Agora, o projeto de reforma do Código Civil em tramitação no Congresso prevê essa possibilidade, positivando a aplicação da teoria. “Estou bem feliz, porque minha ideia foi aceita, e recepcionada pelo projeto da Reforma do Código Civil.”
Efeitos imprevisíveis
Quanto à possibilidade de aplicação da teoria da imprevisão, a especialista brinca que Hollywood acaba com a “imprevisibilidade” de qualquer evento. O que é, de fato, imprevisível, são as consequências concretas que o fenômeno provoca.
"Enchentes, pragas nas lavouras, são eventos previsíveis. Acontece que a dimensão disso faz toda diferença. (...) O que está dentro do padrão não justifica revisar contratos. O problema, agora, é a dimensão dos efeitos concretos.”

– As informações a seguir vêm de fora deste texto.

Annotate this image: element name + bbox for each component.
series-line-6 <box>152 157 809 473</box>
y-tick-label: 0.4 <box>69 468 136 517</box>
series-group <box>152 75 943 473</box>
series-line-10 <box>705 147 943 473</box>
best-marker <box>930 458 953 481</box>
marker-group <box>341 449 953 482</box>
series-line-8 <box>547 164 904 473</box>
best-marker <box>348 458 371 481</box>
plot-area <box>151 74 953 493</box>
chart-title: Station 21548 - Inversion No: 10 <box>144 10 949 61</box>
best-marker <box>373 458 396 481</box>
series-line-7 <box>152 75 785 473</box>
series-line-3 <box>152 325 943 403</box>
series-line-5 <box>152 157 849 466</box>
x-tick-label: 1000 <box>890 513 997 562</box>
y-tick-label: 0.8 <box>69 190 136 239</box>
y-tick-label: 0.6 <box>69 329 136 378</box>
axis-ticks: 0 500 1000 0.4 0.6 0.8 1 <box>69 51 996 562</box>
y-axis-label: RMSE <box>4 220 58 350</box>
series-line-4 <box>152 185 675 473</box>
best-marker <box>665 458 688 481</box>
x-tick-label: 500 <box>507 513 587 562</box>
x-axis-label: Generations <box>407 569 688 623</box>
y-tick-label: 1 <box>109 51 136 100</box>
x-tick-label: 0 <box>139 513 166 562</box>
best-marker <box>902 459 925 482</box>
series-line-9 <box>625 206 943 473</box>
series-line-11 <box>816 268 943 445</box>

A situação fica na mão dos julgadores.
“O STJ vai dizer que as enchentes são eventos previsíveis e não vai permitir a revisão dos contratos? Ou será que a gente vai ter que ter uma sensibilidade de entender – como entende a doutrina alemã – que não é o evento que tem que ser imprevisível, mas suas consequências concretas?”
Bases teóricas do Direito Contratual: Influências europeias
A advogada explica que o Direito Contratual brasileiro adota um “mix teórico”, e faz um panorama desde a idade média, passando pelas 1ª e 2ª guerras mundiais, até os diais de hoje, com influências da França, da Itália e da Alemanha.
“Temos uma teoria revisionista que manda extinguir, o que é uma incoerência, porque deve, primeiro, priorizar a revisão. (...) Dá aso a milhões de interpretações.”
Karina Fritz cita que há dois artigos no Código Civil que mostram isso. Veja abaixo:
Art. 317. Quando, por motivos imprevisíveis, sobrevier desproporção manifesta entre o valor da prestação devida e o do momento de sua execução, poderá o juiz corrigi-lo, a pedido da parte, de modo que assegure, quanto possível, o valor real da prestação.
Art. 478. Nos contratos de execução continuada ou diferida, se a prestação de uma das partes se tornar excessivamente onerosa, com extrema vantagem para a outra, em virtude de acontecimentos extraordinários e imprevisíveis, poderá o devedor pedir a resolução do contrato. Os efeitos da sentença que a decretar retroagirão à data da citação.
Assista:
Situação de guerra
A conclusão a que chega a entrevistada é que a situação da 1ª GM, que deu origem à teoria da imprevisão, não é diferente da pandemia de covid-19, e situação semelhante ocorre agora na região Sul. “O que aconteceu lá atrás? Alta exorbitante dos preços, desvalorização das moedas. (... ) E aqui, tivemos problema de desvalorização, por alta excessiva do dólar, barril de petróleo com preço negativo. Houve um problema de dificuldade financeira tal como na 1ª guerra.”
Mesmo assim, não há um consenso sobre a possibilidade de revisão.